On April 17, 2013, the fertilizer plant in West exploded killing 15 people, injuring close to 200 people and damaging or destroying 150 buildings and homes. By Bangladeshi catastrophe standards it was barely worth reporting on. Nor did the April 17 explosion hold a candle to the Texas fertilizer explosion on April 16, 1947 that occurred while fertilizer was being loaded onto a freighter in Texas City, Texas. In that explosion some 581 people were killed, 3,500 were injured and property damages were in the neighborhood of $100 million. Nonetheless, the explosion in West that occurred almost 66 years to the day after the Texas City explosion was not an explosion to be sneezed at, even applying Texas “bigger is better” standards. What was most remarkable about the West explosion was not the explosion itself but the response of Texas officialdom to it.
According to the New York Times, five days after the explosion Governor Rick Perry was addressing a group of executives of companies he was hoping to lure to Texas because of its low taxes and aversion to regulation. The Dallas Morning News reported that he told those he was wooing, without further explanation, that spending more money on inspections would not have prevented the explosion. He said that he is comfortable with the state’s level of oversight and explained that people “through their elected officials clearly send the message of their comfort with the amount of oversight.” Chuck DeVore, the vice president of policy at the Texas Public Policy Foundation, agreed with the governor. He was quoted in the NYT as saying that the wrong response to such a disaster [West] would be for the state to hire “battalions of government regulators who are deployed into industry and presume to know more about running the factory than the people who own the factory and work there every day. ” Included among those experts, of course, were the people who owned and worked at the West plant every day. As if to prove Mr. DeVore’s point, the Houston Chronicle reports that Texas lawmakers have cut funding to those agencies in charge of workplace safety protections.
Like Bangladesh, Texas is not a stranger to terrible accidents in the work place. The New York Times reports that Texas has more work place casualties than any other state in the country. During each of the past 10 years it has had more than 400 fatalities. Between 2007 and 2012 fires and explosions at its chemical and industrial plants have inflicted as much property damage as explosions in all the other states combined. Texas has no statewide fire code and by statute small communities may not enact their own. Some commentators have said that if a fire code had been in place the West explosion might have been prevented. After the explosion one state legislator introduced a bill that would permit small rural counties to enact fire codes. The sponsor says he has already heard from business owners that such regulations could be financially burdensome.
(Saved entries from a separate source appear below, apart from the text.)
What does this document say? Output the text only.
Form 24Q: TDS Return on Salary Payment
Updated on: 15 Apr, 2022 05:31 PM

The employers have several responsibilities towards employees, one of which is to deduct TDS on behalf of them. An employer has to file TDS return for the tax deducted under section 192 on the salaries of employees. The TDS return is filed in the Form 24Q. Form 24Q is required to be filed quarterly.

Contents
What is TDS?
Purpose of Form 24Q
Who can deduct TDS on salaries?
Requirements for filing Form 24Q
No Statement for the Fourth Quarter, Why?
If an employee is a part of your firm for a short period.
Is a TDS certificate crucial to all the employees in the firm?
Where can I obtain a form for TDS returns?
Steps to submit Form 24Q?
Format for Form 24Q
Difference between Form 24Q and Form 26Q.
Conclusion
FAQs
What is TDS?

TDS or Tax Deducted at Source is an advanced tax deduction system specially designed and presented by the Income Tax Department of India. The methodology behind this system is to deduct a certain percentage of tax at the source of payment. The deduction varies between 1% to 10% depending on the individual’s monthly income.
The families of the West may think the loss of loved ones and the loss of property are financially burdensome. Those kinds of losses, however, do not make Texas a less business friendly state. Regulations do that. Bangladesh is trying to fix the problem that arose because it was too business friendly. Texas doesn’t believe it has a problem. It will remain business friendly.
Thursday, May 9, 2013
— Plato, The Republic
The question for people who live and work abroad is whether they can turn themselves into corporations. Corporations are, as lawyers have known for years, and as the now famous case of Citizens United reminded us, (even though it did so by being misread by many commentators) people just like the people who live in the house next door. Since corporations are people and have the same rights as people, the question people of the flesh and blood kind ask is why human persons are not entitled to the same tax benefits as Congress gives corporation persons.
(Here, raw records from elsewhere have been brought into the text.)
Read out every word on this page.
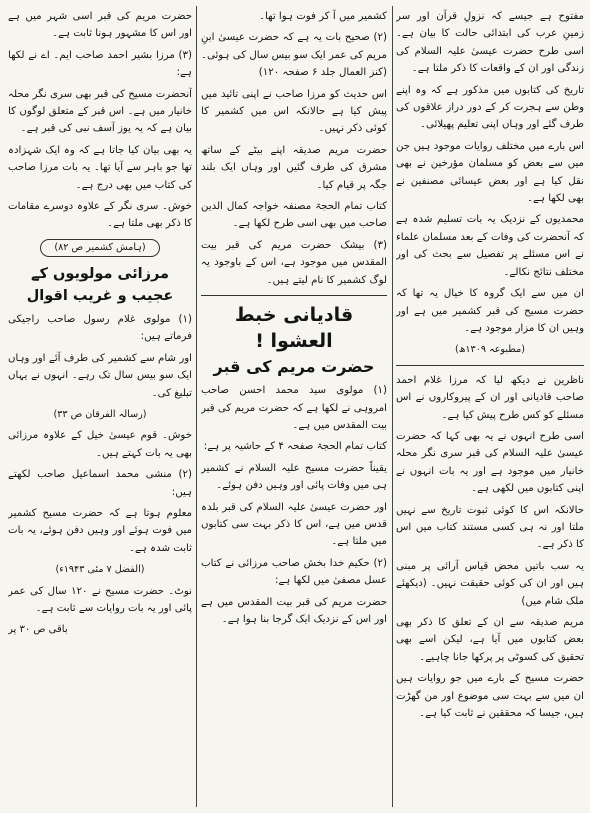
مفتوح ہے جیسے کہ نزولِ قرآن اور سر زمینِ عرب کی ابتدائی حالت کا بیان ہے۔ اسی طرح حضرت عیسیٰ علیہ السلام کی زندگی اور ان کے واقعات کا ذکر ملتا ہے۔

تاریخ کی کتابوں میں مذکور ہے کہ وہ اپنے وطن سے ہجرت کر کے دور دراز علاقوں کی طرف گئے اور وہاں اپنی تعلیم پھیلائی۔

اس بارے میں مختلف روایات موجود ہیں جن میں سے بعض کو مسلمان مؤرخین نے بھی نقل کیا ہے اور بعض عیسائی مصنفین نے بھی لکھا ہے۔

محمدیوں کے نزدیک یہ بات تسلیم شدہ ہے کہ آنحضرت کی وفات کے بعد مسلمان علماء نے اس مسئلے پر تفصیل سے بحث کی اور مختلف نتائج نکالے۔

ان میں سے ایک گروہ کا خیال یہ تھا کہ حضرت مسیح کی قبر کشمیر میں ہے اور وہیں ان کا مزار موجود ہے۔

(مطبوعہ ۱۳۰۹ھ)

ناظرین نے دیکھ لیا کہ مرزا غلام احمد صاحب قادیانی اور ان کے پیروکاروں نے اس مسئلے کو کس طرح پیش کیا ہے۔

اسی طرح انہوں نے یہ بھی کہا کہ حضرت عیسیٰ علیہ السلام کی قبر سری نگر محلہ خانیار میں موجود ہے اور یہ بات انہوں نے اپنی کتابوں میں لکھی ہے۔

حالانکہ اس کا کوئی ثبوت تاریخ سے نہیں ملتا اور نہ ہی کسی مستند کتاب میں اس کا ذکر ہے۔

یہ سب باتیں محض قیاس آرائی پر مبنی ہیں اور ان کی کوئی حقیقت نہیں۔ (دیکھئے ملک شام میں)

مریم صدیقہ سے ان کے تعلق کا ذکر بھی بعض کتابوں میں آیا ہے، لیکن اسے بھی تحقیق کی کسوٹی پر پرکھا جانا چاہیے۔

حضرت مسیح کے بارے میں جو روایات ہیں ان میں سے بہت سی موضوع اور من گھڑت ہیں، جیسا کہ محققین نے ثابت کیا ہے۔

کشمیر میں آ کر فوت ہوا تھا۔

(۲) صحیح بات یہ ہے کہ حضرت عیسیٰ ابنِ مریم کی عمر ایک سو بیس سال کی ہوئی۔ (کنز العمال جلد ۶ صفحہ ۱۲۰)

اس حدیث کو مرزا صاحب نے اپنی تائید میں پیش کیا ہے حالانکہ اس میں کشمیر کا کوئی ذکر نہیں۔

حضرت مریم صدیقہ اپنے بیٹے کے ساتھ مشرق کی طرف گئیں اور وہاں ایک بلند جگہ پر قیام کیا۔

کتاب تمام الحجۃ مصنفہ خواجہ کمال الدین صاحب میں بھی اسی طرح لکھا ہے۔

(۳) بیشک حضرت مریم کی قبر بیت المقدس میں موجود ہے، اس کے باوجود یہ لوگ کشمیر کا نام لیتے ہیں۔

قادیانی خبط العشوا !
حضرت مریم کی قبر

(۱) مولوی سید محمد احسن صاحب امروہی نے لکھا ہے کہ حضرت مریم کی قبر بیت المقدس میں ہے۔

کتاب تمام الحجۃ صفحہ ۴ کے حاشیہ پر ہے:

یقیناً حضرت مسیح علیہ السلام نے کشمیر ہی میں وفات پائی اور وہیں دفن ہوئے۔

اور حضرت عیسیٰ علیہ السلام کی قبر بلدہ قدس میں ہے، اس کا ذکر بہت سی کتابوں میں ملتا ہے۔

(۲) حکیم خدا بخش صاحب مرزائی نے کتاب عسل مصفیٰ میں لکھا ہے:

حضرت مریم کی قبر بیت المقدس میں ہے اور اس کے نزدیک ایک گرجا بنا ہوا ہے۔

حضرت مریم کی قبر اسی شہر میں ہے اور اس کا مشہور ہونا ثابت ہے۔

(۳) مرزا بشیر احمد صاحب ایم۔ اے نے لکھا ہے:

آنحضرت مسیح کی قبر بھی سری نگر محلہ خانیار میں ہے۔ اس قبر کے متعلق لوگوں کا بیان ہے کہ یہ یوز آسف نبی کی قبر ہے۔

یہ بھی بیان کیا جاتا ہے کہ وہ ایک شہزادہ تھا جو باہر سے آیا تھا۔ یہ بات مرزا صاحب کی کتاب میں بھی درج ہے۔

خوش۔ سری نگر کے علاوہ دوسرے مقامات کا ذکر بھی ملتا ہے۔

(ہامش کشمیر ص ۸۲)
مرزائی مولویوں کے عجیب و غریب اقوال

(۱) مولوی غلام رسول صاحب راجیکی فرماتے ہیں:

اور شام سے کشمیر کی طرف آئے اور وہاں ایک سو بیس سال تک رہے۔ انہوں نے یہاں تبلیغ کی۔

(رسالہ الفرقان ص ۳۳)

خوش۔ قوم عیسیٰ خیل کے علاوہ مرزائی بھی یہ بات کہتے ہیں۔

(۲) منشی محمد اسماعیل صاحب لکھتے ہیں:

معلوم ہوتا ہے کہ حضرت مسیح کشمیر میں فوت ہوئے اور وہیں دفن ہوئے، یہ بات ثابت شدہ ہے۔

(الفضل ۷ مئی ۱۹۴۳ء)

نوٹ۔ حضرت مسیح نے ۱۲۰ سال کی عمر پائی اور یہ بات روایات سے ثابت ہے۔

باقی ص ۳۰ پر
American citizens are taxed on their worldwide income, irrespective of where in the world it is earned. An American who works all year in France is taxed by the United States on every penny of earned income in France just as if the American had earned that money working in the United States. (The Internal Revenue Code in fact provides for a foreign earned income exclusion that permits U.S. citizens working abroad to exclude from income up to $92,500 in foreign earnings and, in addition, they can deduct certain housing amounts they receive while working abroad. Everything in excess of those permitted exclusions, however, is taxed the same as if the citizen were working in the United States.) Recent news caused persons working abroad to realize that their kind of persons are treated grossly different from corporate kinds of persons and that would seem to be a clear violation of the Equal Protection clause of the United States Constitution.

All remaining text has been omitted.